Thursday, December 8, 2016

How many meetings do you attend?

A meeting is basically an assembly of people for some purpose .eg. a company board meeting or a town hall meeting; or for no purpose at all .eg. a get together of friends for a drink or meeting of elected members of state in the parliament. Then there are meetings which happen by chance .eg. friends bumping into each other at the county fair and meetings which happen between opponents .eg. clash of boxers in the ring or a football match.

In this blog, we will discuss about the meetings which happen in a corporate setup. Am sure a large portion of you either work in a corporate or own one, which means you most probably attend meetings or call them as the case maybe. The rest of you are the lucky ones who don’t care a plug nickel about login time and shifts.

People invest a lot of capital and time in setting up companies, meticulous effort put in to build the best infrastructure, recruiting the right people for various jobs and not leaving any stone unturned to keep the machinery of logistics well oiled and running so that the money tills keep clinking. Well, community initiatives, corporate governance and social responsibility have all become part of the setup in the recent past, but predominantly all corporates are profit and loss sheets in brick and mortar or a cloud server, as is popularly the case these days. In the process of running these corporates, it is but imperative to convene meetings.

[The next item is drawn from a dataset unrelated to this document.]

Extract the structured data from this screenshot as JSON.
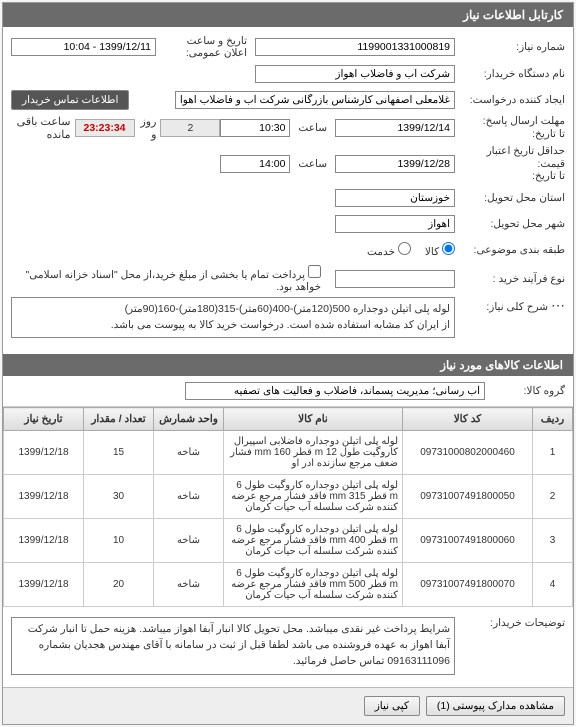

These meetings maybe face to face meetings or through the digital ether, namely telecons and videocons. The reasons maybe various – performance is good, performance is bad, there is no performance at all, Mrs.Shukla wore a pricey kanchipuram saree for the party yesterday night, the kid next door is constipated, Trump got elected, today is Wednesday and so on. How these topics actually concern our work and progress and whether they actually turn out a fruitful result is not our concern, but meet, we have to! It has come to a stage where convening meetings has become a psychosis to the point of people not getting an assurance that things in a going concern are actually going pretty well unless they hold meetings. We phone somebody up and we are welcomed by an automated message informing us that they are in a meeting. To share the blame, it goes both ways. We also occasionally do the same to someone whose call we do not want to entertain.

So, are these meetings actually required? Especially in an age where information is available on a real time basis, with Enterprise Resource Planning systems assimilating, compiling and disgorging any information, report or analysis we want about our enterprise. It is true that human intervention and supervision is required in this system, but what I am trying to emphasize here is the fact that CEOs /CXOs /COOs or managers at whatever level of the corporate ladder they are, need call meetings only based on exceptions. In simple words, they need convene meetings only when things are out of order and not when everything is running smooth and slick.

Calling meetings based on exceptions has its own advantages. Firstly, it saves time and resources as unfruitful congregations are avoided and only meetings which culminate in demonstrative results are called. Secondly, it will allow people to actually attend to their work without getting diverted into wasteful meetings which most of the time turn into gallery tickets to an uneventful elocution of statistics or discussion of matters where they contribute nothing. Thirdly, we can use our time for better pursuits, which does not mean going for a movie to the mall next door. It means refining areas at work which were hitherto left unattended because of the zillion meetings, thus enhancing efficiency and output for oneself and the company. Lastly, it will allow us to finish our work better and attend the social meetings which we talked about in the first paragraph above without being plagued by thoughts of unfinished work or preparation for another slew of meetings the next day.

I summarize by saying that your entire working life should not be about meetings. Rather, whatever meetings you do convene should be full of life.


P.S: Any names referred above are purely for narrative purposes only and do not represent anybody dead or alive. We can probably hold a meeting to discuss that separately.